Üniversite döneminde güzel bir arkadaş grubumuz vardı, bir araya gelmemizin bir sebebi yoktu. Hayatım boyunca hep doğaçlama buluşmaları sevmişimdir. Geçen hafta ayrıldığım, yine doğaçlama bir yerde tanışıp nasıl sevgili olduğumu bilemediğim -gerçi konumuz bu değil- kız arkadaşım Gülin bana bir kaplumbağa tasviri yaparak “Kafanı gömdüğün çukurdan çıkmak istiyorum!” diyerek içime kapanıklığımın isyanıyla beni terk ettiği zaman düşünmüştüm. Acaba neden böyle olmuştu? Cevabı belliydi. Üniversiteyi bıraktıktan sonra nedense o dönemki arkadaşlarım aramalarıma dönmez olmuştu. Mesaj atarak “Toplantıdayım, önemli bir şey varsa mesaj olarak yaz!” diyenler bile olmuştu. Önemli ne olabilirdi ki dostluk bağlarının yanında? Önemli bir şey varsa o da o dostluk bağlarını koparmak istememekti. İçine kapanık bir geçmişi olan, hatta sosyal medya hesaplarımdan lise döneminden bir arkadaş ile takipleşmeyen, ancak üniversite vesilesiyle sosyalleşen ben, onların beni nedense unutmasından dolayı yine içine kapanık bir duruma evrilmiştim.

Gülin haklıydı, kaplumbağa artık kafasını çukurundan çıkarıp güneşe bakmalıydı. Belki de doğaçlama bir şekilde yeni arkadaşlar edinecektim.

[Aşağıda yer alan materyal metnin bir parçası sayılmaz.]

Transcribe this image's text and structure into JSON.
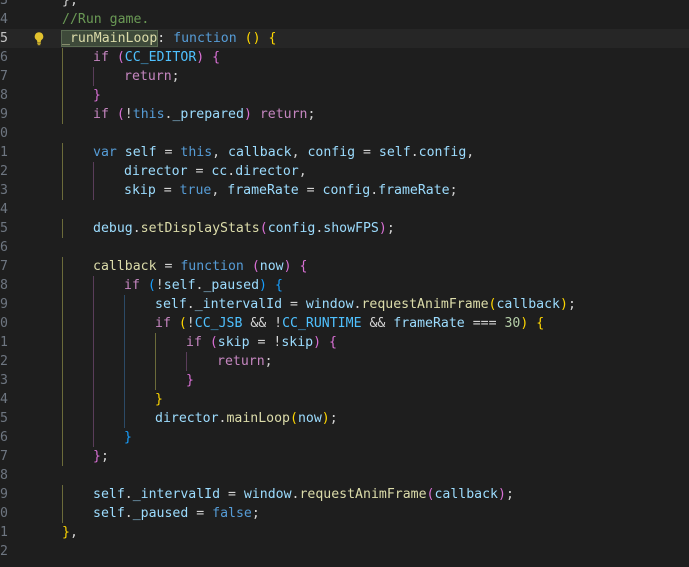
{
  "editor": {
    "background": "#1e1e1e",
    "current_line": 2,
    "lightbulb_line": 2,
    "highlighted_token": "_runMainLoop",
    "lines": [
      {
        "num": "3",
        "indent": 0,
        "tokens": [
          {
            "t": "},",
            "c": "txt"
          }
        ]
      },
      {
        "num": "4",
        "indent": 0,
        "tokens": [
          {
            "t": "//Run game.",
            "c": "cm"
          }
        ]
      },
      {
        "num": "5",
        "indent": 0,
        "tokens": [
          {
            "t": "_runMainLoop",
            "c": "fn"
          },
          {
            "t": ": ",
            "c": "txt"
          },
          {
            "t": "function",
            "c": "kw"
          },
          {
            "t": " ",
            "c": "txt"
          },
          {
            "t": "()",
            "c": "b1"
          },
          {
            "t": " ",
            "c": "txt"
          },
          {
            "t": "{",
            "c": "b1"
          }
        ]
      },
      {
        "num": "6",
        "indent": 1,
        "tokens": [
          {
            "t": "if",
            "c": "ctl"
          },
          {
            "t": " ",
            "c": "txt"
          },
          {
            "t": "(",
            "c": "b2"
          },
          {
            "t": "CC_EDITOR",
            "c": "const"
          },
          {
            "t": ")",
            "c": "b2"
          },
          {
            "t": " ",
            "c": "txt"
          },
          {
            "t": "{",
            "c": "b2"
          }
        ]
      },
      {
        "num": "7",
        "indent": 2,
        "tokens": [
          {
            "t": "return",
            "c": "ctl"
          },
          {
            "t": ";",
            "c": "txt"
          }
        ]
      },
      {
        "num": "8",
        "indent": 1,
        "tokens": [
          {
            "t": "}",
            "c": "b2"
          }
        ]
      },
      {
        "num": "9",
        "indent": 1,
        "tokens": [
          {
            "t": "if",
            "c": "ctl"
          },
          {
            "t": " ",
            "c": "txt"
          },
          {
            "t": "(",
            "c": "b2"
          },
          {
            "t": "!",
            "c": "txt"
          },
          {
            "t": "this",
            "c": "kw"
          },
          {
            "t": ".",
            "c": "txt"
          },
          {
            "t": "_prepared",
            "c": "var"
          },
          {
            "t": ")",
            "c": "b2"
          },
          {
            "t": " ",
            "c": "txt"
          },
          {
            "t": "return",
            "c": "ctl"
          },
          {
            "t": ";",
            "c": "txt"
          }
        ]
      },
      {
        "num": "0",
        "indent": 0,
        "tokens": []
      },
      {
        "num": "1",
        "indent": 1,
        "tokens": [
          {
            "t": "var",
            "c": "kw"
          },
          {
            "t": " ",
            "c": "txt"
          },
          {
            "t": "self",
            "c": "var"
          },
          {
            "t": " = ",
            "c": "txt"
          },
          {
            "t": "this",
            "c": "kw"
          },
          {
            "t": ", ",
            "c": "txt"
          },
          {
            "t": "callback",
            "c": "var"
          },
          {
            "t": ", ",
            "c": "txt"
          },
          {
            "t": "config",
            "c": "var"
          },
          {
            "t": " = ",
            "c": "txt"
          },
          {
            "t": "self",
            "c": "var"
          },
          {
            "t": ".",
            "c": "txt"
          },
          {
            "t": "config",
            "c": "var"
          },
          {
            "t": ",",
            "c": "txt"
          }
        ]
      },
      {
        "num": "2",
        "indent": 2,
        "tokens": [
          {
            "t": "director",
            "c": "var"
          },
          {
            "t": " = ",
            "c": "txt"
          },
          {
            "t": "cc",
            "c": "var"
          },
          {
            "t": ".",
            "c": "txt"
          },
          {
            "t": "director",
            "c": "var"
          },
          {
            "t": ",",
            "c": "txt"
          }
        ]
      },
      {
        "num": "3",
        "indent": 2,
        "tokens": [
          {
            "t": "skip",
            "c": "var"
          },
          {
            "t": " = ",
            "c": "txt"
          },
          {
            "t": "true",
            "c": "kw"
          },
          {
            "t": ", ",
            "c": "txt"
          },
          {
            "t": "frameRate",
            "c": "var"
          },
          {
            "t": " = ",
            "c": "txt"
          },
          {
            "t": "config",
            "c": "var"
          },
          {
            "t": ".",
            "c": "txt"
          },
          {
            "t": "frameRate",
            "c": "var"
          },
          {
            "t": ";",
            "c": "txt"
          }
        ]
      },
      {
        "num": "4",
        "indent": 0,
        "tokens": []
      },
      {
        "num": "5",
        "indent": 1,
        "tokens": [
          {
            "t": "debug",
            "c": "var"
          },
          {
            "t": ".",
            "c": "txt"
          },
          {
            "t": "setDisplayStats",
            "c": "fn"
          },
          {
            "t": "(",
            "c": "b2"
          },
          {
            "t": "config",
            "c": "var"
          },
          {
            "t": ".",
            "c": "txt"
          },
          {
            "t": "showFPS",
            "c": "var"
          },
          {
            "t": ")",
            "c": "b2"
          },
          {
            "t": ";",
            "c": "txt"
          }
        ]
      },
      {
        "num": "6",
        "indent": 0,
        "tokens": []
      },
      {
        "num": "7",
        "indent": 1,
        "tokens": [
          {
            "t": "callback",
            "c": "fn"
          },
          {
            "t": " = ",
            "c": "txt"
          },
          {
            "t": "function",
            "c": "kw"
          },
          {
            "t": " ",
            "c": "txt"
          },
          {
            "t": "(",
            "c": "b2"
          },
          {
            "t": "now",
            "c": "var"
          },
          {
            "t": ")",
            "c": "b2"
          },
          {
            "t": " ",
            "c": "txt"
          },
          {
            "t": "{",
            "c": "b2"
          }
        ]
      },
      {
        "num": "8",
        "indent": 2,
        "tokens": [
          {
            "t": "if",
            "c": "ctl"
          },
          {
            "t": " ",
            "c": "txt"
          },
          {
            "t": "(",
            "c": "b3"
          },
          {
            "t": "!",
            "c": "txt"
          },
          {
            "t": "self",
            "c": "var"
          },
          {
            "t": ".",
            "c": "txt"
          },
          {
            "t": "_paused",
            "c": "var"
          },
          {
            "t": ")",
            "c": "b3"
          },
          {
            "t": " ",
            "c": "txt"
          },
          {
            "t": "{",
            "c": "b3"
          }
        ]
      },
      {
        "num": "9",
        "indent": 3,
        "tokens": [
          {
            "t": "self",
            "c": "var"
          },
          {
            "t": ".",
            "c": "txt"
          },
          {
            "t": "_intervalId",
            "c": "var"
          },
          {
            "t": " = ",
            "c": "txt"
          },
          {
            "t": "window",
            "c": "var"
          },
          {
            "t": ".",
            "c": "txt"
          },
          {
            "t": "requestAnimFrame",
            "c": "fn"
          },
          {
            "t": "(",
            "c": "b1"
          },
          {
            "t": "callback",
            "c": "var"
          },
          {
            "t": ")",
            "c": "b1"
          },
          {
            "t": ";",
            "c": "txt"
          }
        ]
      },
      {
        "num": "0",
        "indent": 3,
        "tokens": [
          {
            "t": "if",
            "c": "ctl"
          },
          {
            "t": " ",
            "c": "txt"
          },
          {
            "t": "(",
            "c": "b1"
          },
          {
            "t": "!",
            "c": "txt"
          },
          {
            "t": "CC_JSB",
            "c": "const"
          },
          {
            "t": " && ",
            "c": "txt"
          },
          {
            "t": "!",
            "c": "txt"
          },
          {
            "t": "CC_RUNTIME",
            "c": "const"
          },
          {
            "t": " && ",
            "c": "txt"
          },
          {
            "t": "frameRate",
            "c": "var"
          },
          {
            "t": " === ",
            "c": "txt"
          },
          {
            "t": "30",
            "c": "num"
          },
          {
            "t": ")",
            "c": "b1"
          },
          {
            "t": " ",
            "c": "txt"
          },
          {
            "t": "{",
            "c": "b1"
          }
        ]
      },
      {
        "num": "1",
        "indent": 4,
        "tokens": [
          {
            "t": "if",
            "c": "ctl"
          },
          {
            "t": " ",
            "c": "txt"
          },
          {
            "t": "(",
            "c": "b2"
          },
          {
            "t": "skip",
            "c": "var"
          },
          {
            "t": " = ",
            "c": "txt"
          },
          {
            "t": "!",
            "c": "txt"
          },
          {
            "t": "skip",
            "c": "var"
          },
          {
            "t": ")",
            "c": "b2"
          },
          {
            "t": " ",
            "c": "txt"
          },
          {
            "t": "{",
            "c": "b2"
          }
        ]
      },
      {
        "num": "2",
        "indent": 5,
        "tokens": [
          {
            "t": "return",
            "c": "ctl"
          },
          {
            "t": ";",
            "c": "txt"
          }
        ]
      },
      {
        "num": "3",
        "indent": 4,
        "tokens": [
          {
            "t": "}",
            "c": "b2"
          }
        ]
      },
      {
        "num": "4",
        "indent": 3,
        "tokens": [
          {
            "t": "}",
            "c": "b1"
          }
        ]
      },
      {
        "num": "5",
        "indent": 3,
        "tokens": [
          {
            "t": "director",
            "c": "var"
          },
          {
            "t": ".",
            "c": "txt"
          },
          {
            "t": "mainLoop",
            "c": "fn"
          },
          {
            "t": "(",
            "c": "b1"
          },
          {
            "t": "now",
            "c": "var"
          },
          {
            "t": ")",
            "c": "b1"
          },
          {
            "t": ";",
            "c": "txt"
          }
        ]
      },
      {
        "num": "6",
        "indent": 2,
        "tokens": [
          {
            "t": "}",
            "c": "b3"
          }
        ]
      },
      {
        "num": "7",
        "indent": 1,
        "tokens": [
          {
            "t": "}",
            "c": "b2"
          },
          {
            "t": ";",
            "c": "txt"
          }
        ]
      },
      {
        "num": "8",
        "indent": 0,
        "tokens": []
      },
      {
        "num": "9",
        "indent": 1,
        "tokens": [
          {
            "t": "self",
            "c": "var"
          },
          {
            "t": ".",
            "c": "txt"
          },
          {
            "t": "_intervalId",
            "c": "var"
          },
          {
            "t": " = ",
            "c": "txt"
          },
          {
            "t": "window",
            "c": "var"
          },
          {
            "t": ".",
            "c": "txt"
          },
          {
            "t": "requestAnimFrame",
            "c": "fn"
          },
          {
            "t": "(",
            "c": "b2"
          },
          {
            "t": "callback",
            "c": "var"
          },
          {
            "t": ")",
            "c": "b2"
          },
          {
            "t": ";",
            "c": "txt"
          }
        ]
      },
      {
        "num": "0",
        "indent": 1,
        "tokens": [
          {
            "t": "self",
            "c": "var"
          },
          {
            "t": ".",
            "c": "txt"
          },
          {
            "t": "_paused",
            "c": "var"
          },
          {
            "t": " = ",
            "c": "txt"
          },
          {
            "t": "false",
            "c": "kw"
          },
          {
            "t": ";",
            "c": "txt"
          }
        ]
      },
      {
        "num": "1",
        "indent": 0,
        "tokens": [
          {
            "t": "}",
            "c": "b1"
          },
          {
            "t": ",",
            "c": "txt"
          }
        ]
      },
      {
        "num": "2",
        "indent": 0,
        "tokens": []
      }
    ]
  }
}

Üniversiteyi bıraktığım dönemde tek görüştüğüm insan olan ve şu ara ünlü bir mobilya mağazasının deposunda çalışmaya başlayan teyzemin oğlu Atıf’ın beni arada götürdüğü bir mekân vardı. Mekân self-servisti, bahçeye açılan uzun bir koridoru vardı. Bir siparişte bulunmak için içeri kadar gitmen gerekirdi. Her neyse, yine o mekâna gitmek istedim bir an. Bu sefer bahçe kısmı kapalıydı. Soranlara bir doğum günü kutlamasının olacağı söyleniyordu. Ben de normalden fazla dolu olan uzun masada kıl payı bir yer bulmuştum. Sonra içeriden bir davul solo ile bir ses geldi:

“İyi ki doğdun Gökalp!”

Bu sesi tanımamam olanaksızdı, üniversitenin kendine özgü bir sese sahip olan kızı Gökçe’ydi. Gökçe’nin sesini benzettim diyelim, Gökalp, sosyal medya hesabından gördüğüm kadarıyla Gökçe’nin sevgilisi olmamış mıydı?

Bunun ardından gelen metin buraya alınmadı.